Tuesday, April 17, 2018

Quick Sips - Nightmare #67

Horror comes with a second person perspective in the April offerings from Nightmare Magazine. And, like a lot of great SFF horror, these stories are largely about fear. In one, how a being that strikes fear into almost everyone that they come across is made to feel a bit of themself. In the other, how a person who has felt fear for most of their life finds themself in a position where all that training is paying off in the face of something huge and terrifying. It’s a nice one-two punch when it comes to stories, the first a bit more meandering and slow, the second immediate and intense. And both do a nice job of examining fear and how we experience it. To the reviews!

Art by Sean Gladwell / Fotolia
Stories:

“Pitcher Plant” by Adam-Troy Castro (6145 words)

No Spoilers: Told in second person, you are a thief faced with a house designed to be difficult to break into. At every turn, you are warned away, told you are not welcome, and yet you push further. Further. You meet people from your path, but the real person that you seek always seems just a little bit further. The piece is heavy with its prose and light with its dialogue, delivering mostly descriptions of the house and what it contains with scenes from a past that seems to stretch infinitely back.

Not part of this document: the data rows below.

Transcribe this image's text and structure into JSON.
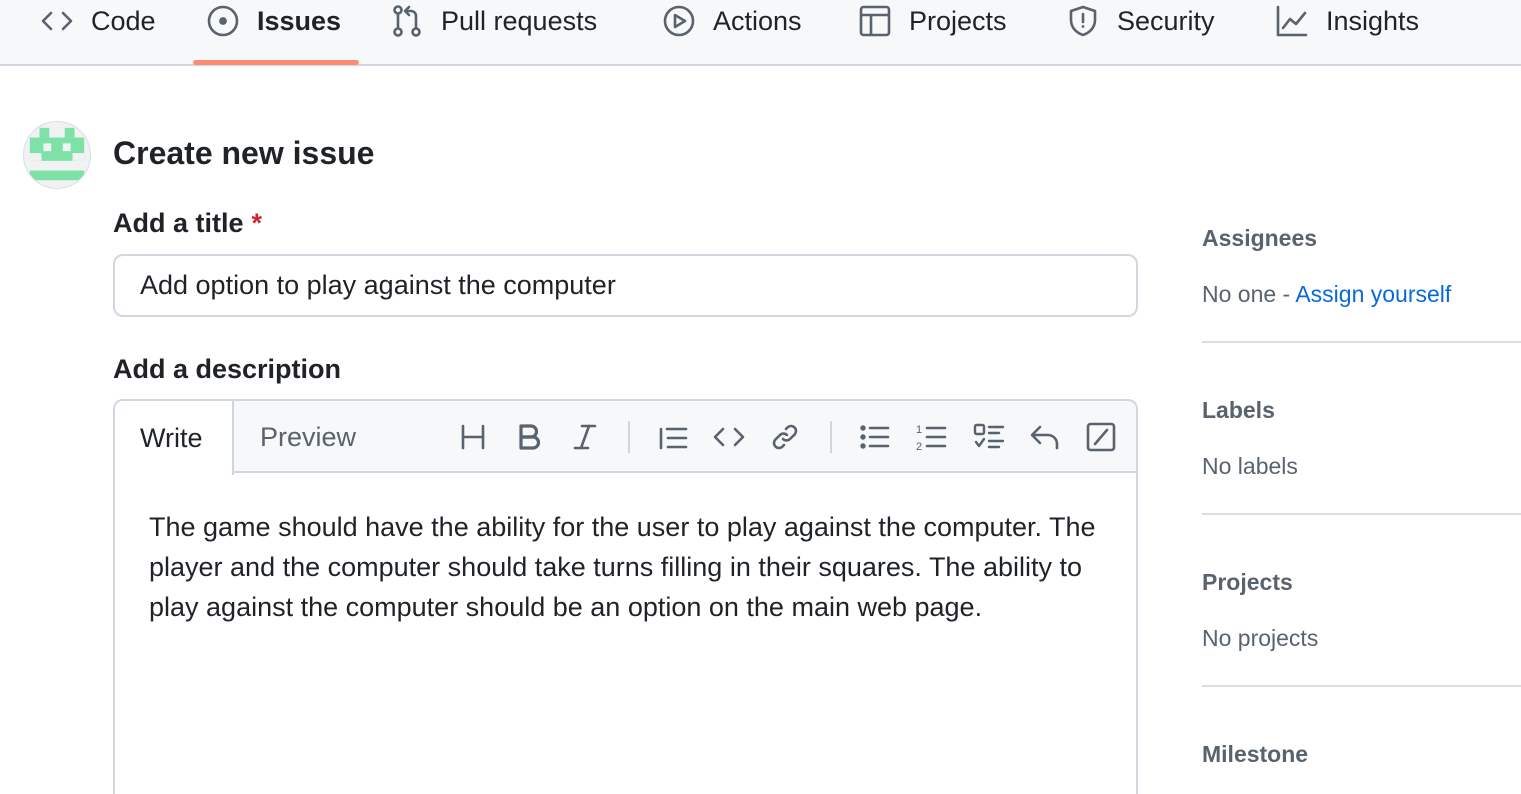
{
  "nav": {
    "tabs": [
      {
        "label": "Code",
        "icon": "code-icon"
      },
      {
        "label": "Issues",
        "icon": "issue-opened-icon",
        "selected": true
      },
      {
        "label": "Pull requests",
        "icon": "git-pull-request-icon"
      },
      {
        "label": "Actions",
        "icon": "play-icon"
      },
      {
        "label": "Projects",
        "icon": "table-icon"
      },
      {
        "label": "Security",
        "icon": "shield-icon"
      },
      {
        "label": "Insights",
        "icon": "graph-icon"
      }
    ],
    "selected_underline_color": "#fd8c73"
  },
  "header": {
    "title": "Create new issue"
  },
  "form": {
    "title_label": "Add a title",
    "required_mark": "*",
    "title_value": "Add option to play against the computer",
    "description_label": "Add a description",
    "editor": {
      "tabs": {
        "write": "Write",
        "preview": "Preview"
      },
      "toolbar_icons": [
        "heading-icon",
        "bold-icon",
        "italic-icon",
        "quote-icon",
        "code-icon",
        "link-icon",
        "unordered-list-icon",
        "ordered-list-icon",
        "task-list-icon",
        "reply-icon",
        "slash-command-icon"
      ],
      "body": "The game should have the ability for the user to play against the computer. The player and the computer should take turns filling in their squares. The ability to play against the computer should be an option on the main web page."
    }
  },
  "sidebar": {
    "assignees": {
      "heading": "Assignees",
      "value_prefix": "No one - ",
      "action": "Assign yourself"
    },
    "labels": {
      "heading": "Labels",
      "value": "No labels"
    },
    "projects": {
      "heading": "Projects",
      "value": "No projects"
    },
    "milestone": {
      "heading": "Milestone"
    }
  },
  "colors": {
    "link": "#0969da",
    "required": "#d1242f",
    "avatar_green": "#7ee2a8"
  }
}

Your true nature, and what game is really being played, really doing get fully revealed until the end, at which point there’s a momentum that can’t be stopped, a catastrophe that snaps into place.
Keywords: Death, Revenge, Traps, Theft, Obstacles
Review: So a story with Death (or some similar deity) as its main character can go in a lot of directions, and I like that the character is depicted as a thief here, that the focus is kept very keenly on the way that death isn’t fair, isn’t caring. The way that death comes for everyone. Except that this one person has evaded death for a long, long time, and built this house. The hows and whys are a bit hazy here, too, because if Death is a physical person then it sort of demands how death can exist in two places at once, but that aside I like the slow build of the story, the way that things seem rather human at first and then grow less and less so. They way that we as readers get to see the arrogance with which Death operates, and the brutality which Death condones. It’s a story of revenge in many ways and as such it’s a somewhat conflicting read—Death’s adversary really doesn’t seem any more noble than Death does, so to me it’s something of a story with no one really to root for. Just a series of people trapped in a moment. Literally and figuratively unable to get past this point of death because they don’t to face what comes next. Which, it turns out, applies to Death as well, who is terrified at the thought of being trapped, of being stuck. It’s a weird story and a dark one, plodding forward with a goal in mind only to find the carpet yanked out from under its feet.

“Don’t Pack Hope” by Emma Osborne (1881 words)

No Spoilers: A person prepares to make a break for the relative safety of the countryside after a zombie outbreak has left Melbourne firmly held by the horde. The story is told in second person and features a voice that is on the verge of a great many things, trying to stay in control, trying to stay focused on what needs to happen next. The piece delves into what makes you someone in some ways prepared for this apocalypse, vulnerable and so always looking for places to hide, always aware of the dangers around you. It’s a tense, almost claustrophobic story, about having to decide what to bring with on the trip to try and escape, to try and reach a sanctuary you don’t even know exists. It’s about the dangers of hope, but also the inevitability of it, about the things we tell ourselves to keep going, and how much they mean.
Keywords: Zombies, Trans MC, Survival, Hope, Travel
Review: This is a heart wrenching piece, finding the main character (you) in a situation where you have to pick what to pack. Having to balance the very practical needs (testosterone, food, first aid) with those things that are more for comfort. And, really, the story is about fear and about taking the steps necessary to go out and do something that is risky, that is frightening. And yet the main character has already been prepared for something like this, has already come out and then gone forward with treatment and surgery. Which, for all that those things tend to be affirming and good, are no less difficult for it. Those things still require running a gamut of professionals and tests and waiting periods and hate and bigotry—they require having a hope that things will get better, even when things feel like they’re hopeless, like life is an exercise in walking through a hostile landscape where death or worse is constantly possible. And I just love how the story sets that up, the character finding strength in the letter that you wrote yourself when you were younger, urging you onward. The story focuses on how hope is dangerous, and how you often can’t afford it, but how it gets you going and keeps you going all the same. That even when you fear, you keep going. And it is just a wonderfully beautiful story that you should go out and read immediately. IMMEDIATELY! It’s an amazing read!